Les atteintes à l’environnement sont pour ainsi dire intrinsèques au développement touristique mauricien. Aussi au lieu de le qualifier de durable comme le veut le jargon à la mode, il serait plus juste d’employer le terme « supportable ». On ne compte plus les projets immobiliers venus empiéter sur les voies publiques, les villages, le patrimoine paysager et les infrastructures que l’on plie à la priorité devenue impérative du développement. Mais les nuisances n’en sont pas plus tolérables pour autant. Ainsi les habitants du village de Cap-Malheureux ou même les plagistes de Mon-Choisy sont-ils en proie en ce moment à une pollution sonore qui tape un peu sur les nerfs…

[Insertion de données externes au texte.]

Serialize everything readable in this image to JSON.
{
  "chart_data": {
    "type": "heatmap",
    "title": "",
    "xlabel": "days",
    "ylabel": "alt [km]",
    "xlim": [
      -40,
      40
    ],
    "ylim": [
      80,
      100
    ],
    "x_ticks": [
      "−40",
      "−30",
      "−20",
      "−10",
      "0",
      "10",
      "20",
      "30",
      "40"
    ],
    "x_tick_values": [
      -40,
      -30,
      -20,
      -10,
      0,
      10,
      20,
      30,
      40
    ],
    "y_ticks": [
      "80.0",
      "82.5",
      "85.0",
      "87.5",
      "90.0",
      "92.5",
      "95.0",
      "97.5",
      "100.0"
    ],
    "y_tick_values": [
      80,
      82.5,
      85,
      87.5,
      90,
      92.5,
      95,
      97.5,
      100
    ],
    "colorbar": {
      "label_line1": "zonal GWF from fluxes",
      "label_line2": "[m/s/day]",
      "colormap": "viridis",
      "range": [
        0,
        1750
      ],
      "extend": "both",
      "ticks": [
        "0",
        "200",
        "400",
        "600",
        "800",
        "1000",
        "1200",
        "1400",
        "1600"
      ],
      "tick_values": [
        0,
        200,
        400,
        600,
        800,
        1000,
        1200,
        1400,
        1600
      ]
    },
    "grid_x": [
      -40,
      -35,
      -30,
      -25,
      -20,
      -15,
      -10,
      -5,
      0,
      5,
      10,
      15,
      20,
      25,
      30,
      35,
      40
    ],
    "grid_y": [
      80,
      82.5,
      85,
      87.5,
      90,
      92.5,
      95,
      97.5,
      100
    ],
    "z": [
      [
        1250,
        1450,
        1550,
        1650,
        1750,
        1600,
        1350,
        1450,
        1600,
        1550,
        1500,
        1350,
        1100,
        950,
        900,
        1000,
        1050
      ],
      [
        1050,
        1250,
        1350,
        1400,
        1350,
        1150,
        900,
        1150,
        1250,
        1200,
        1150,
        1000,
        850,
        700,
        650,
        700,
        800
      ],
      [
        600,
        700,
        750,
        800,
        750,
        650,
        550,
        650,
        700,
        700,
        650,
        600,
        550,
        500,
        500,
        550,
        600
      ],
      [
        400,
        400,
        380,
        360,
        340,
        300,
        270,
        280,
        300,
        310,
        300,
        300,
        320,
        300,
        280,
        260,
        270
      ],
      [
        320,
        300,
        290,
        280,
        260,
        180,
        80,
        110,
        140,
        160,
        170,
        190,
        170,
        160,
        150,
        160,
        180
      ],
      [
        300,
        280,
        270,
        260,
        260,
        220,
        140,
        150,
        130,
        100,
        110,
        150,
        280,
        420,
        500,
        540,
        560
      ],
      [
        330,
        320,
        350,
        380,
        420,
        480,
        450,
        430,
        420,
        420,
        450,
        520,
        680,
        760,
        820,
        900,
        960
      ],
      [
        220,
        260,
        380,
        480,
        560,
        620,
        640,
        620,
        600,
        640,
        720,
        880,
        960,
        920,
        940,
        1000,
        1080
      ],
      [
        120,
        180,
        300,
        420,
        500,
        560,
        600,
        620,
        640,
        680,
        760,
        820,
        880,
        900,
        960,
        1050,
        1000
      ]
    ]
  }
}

Un petit séjour près de la fameuse chapelle de Cap-Malheureux dont le toit rouge flamboyant fait écho au Coin de Mire, laisse perplexe dès que les rayons du soleil réchauffent l’atmosphère. Dans ce site qui garde encore le cachet d’authenticité de village côtier avec ses pêcheurs et ses habitants industrieux, une nuisance sonore se fait de plus en plus prégnante et exaspérante chaque jour.
La petite musique mécanique des marchands de glace devient à certains moments si continue que l’habitant, le touriste ou le promeneur de l’endroit n’a d’autre solution que renoncer au repos pour l’agacement, ou se résoudre à partir faire un tour loin de ces bruits entêtants dont le seul objet est d’attirer le badaud en quête de sorbets et autres sucettes glacées. L’ambiance est déjà tendue en ce mois d’août, qu’en sera-t-il en plein été ?
Rien à voir ici avec les musiciens de rue et les orgues de barbarie d’antan qui faisaient écouter des mélodies grâce au défilement des cartes perforées. La musique du marchand de glace est une mélodie ultracourte aux aigus stridulants qui se répètent imperturbablement au point de devenir pénible et rester en tête pendant des heures. Quand ces petits camions et leurs vendeurs stationnent devant la chapelle, ils le font souvent sur la chaussée car les places de parking aux abords de cette sorte de Montmartre mauricien se font rares.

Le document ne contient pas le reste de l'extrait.